If you want to get a mortgage you will usually be required to have at least some mortgage insurance. But seeing that a mortgage brings with it a huge financial responsibility, getting enough coverage is usually a good idea.

  1. Mortgage Payment Protection Insurance

    This insurance covers your mortgage payments for a certain amount of time if you ever become disabled or unemployed. Some policies will also cover your entire mortgage if you pass away, although your life insurance (if you have it) may offer this same benefit.

    The main advantage of mortgage payment protection insurance is that as a policy holder, you don't have to worry about how you will meet your mortgage payments if you lose your job. If for some reason (age, health), you aren't able to get life insurance which covers your mortgage, then mortgage payment protection insurance could be a good alternative and is usually much easier to get.

  2. Private Mortgage Insurance

    Privat mortgage insurance (PMI) is quite different from homeowner's insurance. While homeowner's insurance protects the homeowner, mortgage insurance protects your mortgage lender. If you're taking out a loan to buy property, your bank may require mortgage insurance, depending on your equity versus the borrowed amount.

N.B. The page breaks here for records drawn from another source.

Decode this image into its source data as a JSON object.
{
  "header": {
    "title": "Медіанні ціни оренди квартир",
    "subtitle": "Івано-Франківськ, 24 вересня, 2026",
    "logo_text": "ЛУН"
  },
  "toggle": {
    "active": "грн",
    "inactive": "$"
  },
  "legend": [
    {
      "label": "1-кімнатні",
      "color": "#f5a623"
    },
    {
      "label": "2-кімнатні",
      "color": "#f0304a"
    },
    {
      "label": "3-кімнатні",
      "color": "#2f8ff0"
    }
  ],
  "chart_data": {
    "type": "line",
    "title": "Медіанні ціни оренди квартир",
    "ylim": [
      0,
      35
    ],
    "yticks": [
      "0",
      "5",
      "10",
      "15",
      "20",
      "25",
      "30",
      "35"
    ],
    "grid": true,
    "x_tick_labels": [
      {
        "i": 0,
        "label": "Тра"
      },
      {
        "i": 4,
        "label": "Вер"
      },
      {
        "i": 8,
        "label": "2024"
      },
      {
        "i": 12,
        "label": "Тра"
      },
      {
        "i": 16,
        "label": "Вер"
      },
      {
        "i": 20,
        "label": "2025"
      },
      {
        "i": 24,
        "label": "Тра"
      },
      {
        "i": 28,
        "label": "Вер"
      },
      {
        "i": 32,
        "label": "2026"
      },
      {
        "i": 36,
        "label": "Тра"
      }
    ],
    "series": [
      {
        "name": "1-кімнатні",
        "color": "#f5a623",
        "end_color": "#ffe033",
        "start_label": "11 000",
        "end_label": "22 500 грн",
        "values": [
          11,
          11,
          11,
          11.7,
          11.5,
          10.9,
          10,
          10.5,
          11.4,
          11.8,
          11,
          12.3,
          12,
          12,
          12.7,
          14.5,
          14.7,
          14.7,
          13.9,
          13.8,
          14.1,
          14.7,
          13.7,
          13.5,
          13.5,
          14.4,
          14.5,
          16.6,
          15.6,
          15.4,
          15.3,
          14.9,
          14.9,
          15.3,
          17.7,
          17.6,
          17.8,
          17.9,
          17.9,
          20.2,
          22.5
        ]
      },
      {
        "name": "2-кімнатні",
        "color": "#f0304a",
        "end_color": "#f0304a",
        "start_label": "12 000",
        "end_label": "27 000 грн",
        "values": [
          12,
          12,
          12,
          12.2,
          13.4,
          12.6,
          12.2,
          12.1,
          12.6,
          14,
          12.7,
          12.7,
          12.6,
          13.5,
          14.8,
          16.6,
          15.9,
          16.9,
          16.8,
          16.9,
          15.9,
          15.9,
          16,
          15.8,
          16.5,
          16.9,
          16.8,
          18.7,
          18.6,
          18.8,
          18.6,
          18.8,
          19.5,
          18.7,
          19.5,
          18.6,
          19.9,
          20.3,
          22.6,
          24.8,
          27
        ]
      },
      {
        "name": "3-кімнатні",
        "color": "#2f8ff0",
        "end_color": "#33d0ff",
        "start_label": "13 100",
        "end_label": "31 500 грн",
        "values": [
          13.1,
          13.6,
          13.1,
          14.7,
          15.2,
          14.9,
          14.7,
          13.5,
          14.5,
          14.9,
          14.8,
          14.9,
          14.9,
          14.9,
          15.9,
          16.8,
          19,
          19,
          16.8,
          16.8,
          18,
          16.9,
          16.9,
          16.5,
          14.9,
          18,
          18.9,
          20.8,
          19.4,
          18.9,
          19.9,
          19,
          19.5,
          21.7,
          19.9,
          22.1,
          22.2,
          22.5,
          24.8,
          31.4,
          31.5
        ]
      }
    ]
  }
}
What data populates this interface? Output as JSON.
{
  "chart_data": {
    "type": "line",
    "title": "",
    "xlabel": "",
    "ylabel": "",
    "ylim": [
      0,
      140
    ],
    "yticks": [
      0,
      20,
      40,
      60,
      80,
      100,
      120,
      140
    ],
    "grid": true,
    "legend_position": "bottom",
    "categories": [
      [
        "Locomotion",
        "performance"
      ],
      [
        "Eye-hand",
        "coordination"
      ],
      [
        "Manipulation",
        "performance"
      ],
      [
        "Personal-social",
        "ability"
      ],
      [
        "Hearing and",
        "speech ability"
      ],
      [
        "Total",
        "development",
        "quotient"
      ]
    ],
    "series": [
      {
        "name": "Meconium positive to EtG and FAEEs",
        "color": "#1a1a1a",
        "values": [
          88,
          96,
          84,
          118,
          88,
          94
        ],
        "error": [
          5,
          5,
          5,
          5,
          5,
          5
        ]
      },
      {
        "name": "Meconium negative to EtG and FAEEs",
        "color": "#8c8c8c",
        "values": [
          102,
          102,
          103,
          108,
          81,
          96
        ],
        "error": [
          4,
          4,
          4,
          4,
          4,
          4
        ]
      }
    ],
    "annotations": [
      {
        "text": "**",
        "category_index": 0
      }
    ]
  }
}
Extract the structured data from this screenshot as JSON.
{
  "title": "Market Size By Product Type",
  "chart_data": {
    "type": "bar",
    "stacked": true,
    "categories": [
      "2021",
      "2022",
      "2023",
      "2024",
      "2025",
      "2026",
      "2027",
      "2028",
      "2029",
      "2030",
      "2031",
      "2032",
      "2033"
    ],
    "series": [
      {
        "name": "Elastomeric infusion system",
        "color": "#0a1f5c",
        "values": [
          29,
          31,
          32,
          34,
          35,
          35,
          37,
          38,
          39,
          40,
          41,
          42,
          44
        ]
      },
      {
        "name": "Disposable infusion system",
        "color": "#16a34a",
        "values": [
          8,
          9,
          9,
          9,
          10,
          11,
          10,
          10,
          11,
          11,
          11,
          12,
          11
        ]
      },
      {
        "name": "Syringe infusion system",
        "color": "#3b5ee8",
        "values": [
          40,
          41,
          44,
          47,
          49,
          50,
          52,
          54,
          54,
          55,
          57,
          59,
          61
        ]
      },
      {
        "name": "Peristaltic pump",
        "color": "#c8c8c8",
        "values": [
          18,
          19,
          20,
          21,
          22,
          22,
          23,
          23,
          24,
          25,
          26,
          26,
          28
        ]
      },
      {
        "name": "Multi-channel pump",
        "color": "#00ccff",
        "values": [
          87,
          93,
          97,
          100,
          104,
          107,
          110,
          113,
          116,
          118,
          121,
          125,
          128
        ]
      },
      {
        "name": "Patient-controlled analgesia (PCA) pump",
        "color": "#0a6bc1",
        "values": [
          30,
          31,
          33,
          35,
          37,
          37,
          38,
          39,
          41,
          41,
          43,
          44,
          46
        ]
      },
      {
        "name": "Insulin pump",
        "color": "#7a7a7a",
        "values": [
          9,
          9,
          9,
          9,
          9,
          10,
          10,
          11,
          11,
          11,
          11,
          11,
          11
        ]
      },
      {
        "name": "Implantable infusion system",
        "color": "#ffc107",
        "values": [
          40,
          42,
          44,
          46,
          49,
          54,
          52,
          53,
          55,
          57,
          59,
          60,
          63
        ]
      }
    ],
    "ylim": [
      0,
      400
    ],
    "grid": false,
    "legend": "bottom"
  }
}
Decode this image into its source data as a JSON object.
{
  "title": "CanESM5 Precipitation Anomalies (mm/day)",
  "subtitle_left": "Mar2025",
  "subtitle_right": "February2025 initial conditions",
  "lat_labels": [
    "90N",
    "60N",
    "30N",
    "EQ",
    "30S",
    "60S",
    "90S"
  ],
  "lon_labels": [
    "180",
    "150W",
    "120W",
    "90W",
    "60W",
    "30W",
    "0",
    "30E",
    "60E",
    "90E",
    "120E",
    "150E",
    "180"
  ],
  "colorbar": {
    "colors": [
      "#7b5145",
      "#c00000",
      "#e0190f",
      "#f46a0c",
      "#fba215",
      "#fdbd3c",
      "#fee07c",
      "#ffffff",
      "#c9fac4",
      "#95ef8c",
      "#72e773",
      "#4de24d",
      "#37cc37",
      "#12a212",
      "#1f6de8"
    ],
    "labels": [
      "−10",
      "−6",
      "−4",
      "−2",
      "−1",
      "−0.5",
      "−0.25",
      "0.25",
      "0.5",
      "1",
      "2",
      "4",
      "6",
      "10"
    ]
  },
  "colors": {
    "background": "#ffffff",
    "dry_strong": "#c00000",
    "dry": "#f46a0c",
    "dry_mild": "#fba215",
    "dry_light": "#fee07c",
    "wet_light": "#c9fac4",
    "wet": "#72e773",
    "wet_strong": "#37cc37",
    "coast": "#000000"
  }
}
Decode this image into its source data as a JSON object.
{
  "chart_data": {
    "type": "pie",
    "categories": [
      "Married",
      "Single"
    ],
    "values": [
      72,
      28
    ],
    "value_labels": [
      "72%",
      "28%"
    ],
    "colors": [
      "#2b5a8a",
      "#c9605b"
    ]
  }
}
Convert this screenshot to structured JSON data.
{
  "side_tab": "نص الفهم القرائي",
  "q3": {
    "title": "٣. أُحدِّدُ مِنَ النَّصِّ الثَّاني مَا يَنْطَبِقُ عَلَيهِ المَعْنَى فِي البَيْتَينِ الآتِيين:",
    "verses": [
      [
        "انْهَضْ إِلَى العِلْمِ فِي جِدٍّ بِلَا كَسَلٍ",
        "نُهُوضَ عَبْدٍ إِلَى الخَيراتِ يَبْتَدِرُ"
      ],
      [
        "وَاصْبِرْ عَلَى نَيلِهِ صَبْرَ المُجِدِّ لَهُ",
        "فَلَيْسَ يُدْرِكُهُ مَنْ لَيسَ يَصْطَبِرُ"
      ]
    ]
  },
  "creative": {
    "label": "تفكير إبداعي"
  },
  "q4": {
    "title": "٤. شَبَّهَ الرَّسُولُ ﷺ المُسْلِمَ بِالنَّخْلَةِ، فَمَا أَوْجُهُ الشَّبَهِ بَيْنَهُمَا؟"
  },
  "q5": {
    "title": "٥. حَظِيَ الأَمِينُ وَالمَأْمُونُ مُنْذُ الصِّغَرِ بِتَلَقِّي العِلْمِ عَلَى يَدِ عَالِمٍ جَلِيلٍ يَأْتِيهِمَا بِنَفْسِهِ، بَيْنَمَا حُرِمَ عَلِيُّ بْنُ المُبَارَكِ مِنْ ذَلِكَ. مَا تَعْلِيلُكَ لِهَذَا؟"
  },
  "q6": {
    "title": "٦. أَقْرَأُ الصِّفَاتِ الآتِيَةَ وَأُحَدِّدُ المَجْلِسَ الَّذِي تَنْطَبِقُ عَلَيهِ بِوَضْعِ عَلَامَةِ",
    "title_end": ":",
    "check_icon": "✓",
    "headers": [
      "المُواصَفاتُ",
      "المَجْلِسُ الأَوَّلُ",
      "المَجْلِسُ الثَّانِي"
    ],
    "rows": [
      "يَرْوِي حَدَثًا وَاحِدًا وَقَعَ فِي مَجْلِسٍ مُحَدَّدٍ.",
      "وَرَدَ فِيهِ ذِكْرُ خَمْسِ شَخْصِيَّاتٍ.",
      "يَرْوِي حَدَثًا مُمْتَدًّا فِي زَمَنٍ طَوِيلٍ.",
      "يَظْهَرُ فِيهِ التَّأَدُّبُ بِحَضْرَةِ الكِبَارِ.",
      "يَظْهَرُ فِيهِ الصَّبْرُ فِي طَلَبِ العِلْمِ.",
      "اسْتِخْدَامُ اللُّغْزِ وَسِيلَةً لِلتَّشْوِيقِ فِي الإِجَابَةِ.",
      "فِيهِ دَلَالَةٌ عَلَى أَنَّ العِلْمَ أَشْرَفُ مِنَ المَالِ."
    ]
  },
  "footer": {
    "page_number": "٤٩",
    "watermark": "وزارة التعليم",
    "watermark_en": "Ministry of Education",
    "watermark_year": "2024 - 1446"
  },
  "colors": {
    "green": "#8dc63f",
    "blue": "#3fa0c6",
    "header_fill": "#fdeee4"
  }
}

    If your equity is less than 20 percent of the property's appraised value, your lender will add private mortgage insurance (PMI) premiums to your mortgage payments. Once you reach 20-percent equity, your lender will discontinue the PMI, reducing your monthly mortgage payment.

Business Insurance

Business insurance is a general term used to describe a number of insurance types, including professional liability insurance and commercial property insurance. These insurance coverages protect you from claims of liability, damage or loss from customers, employees, maintenance and repair people, and any other individuals who enter the property under normal business conditions. Most states mandate coverage for worker's compensation, unemployment and disability. In addition, investors or lenders may require additional levels of liability coverage as well as options for business interruption, fire, other concerns specific to your industry or flood; the NFIP issues commercial flood insurance.

Whether you have a commercial site or operate your business from home, you'll need business insurance. Even if you already have a homeowner's or renter's policy, those policies normally won't cover perils associated with running a business on the property. Only a business insurance policy offers liability coverage for commercial purposes.

Professional liability coverage protects you against liability claims if something goes wrong, and getting it is a good idea if your business involves any element of risk.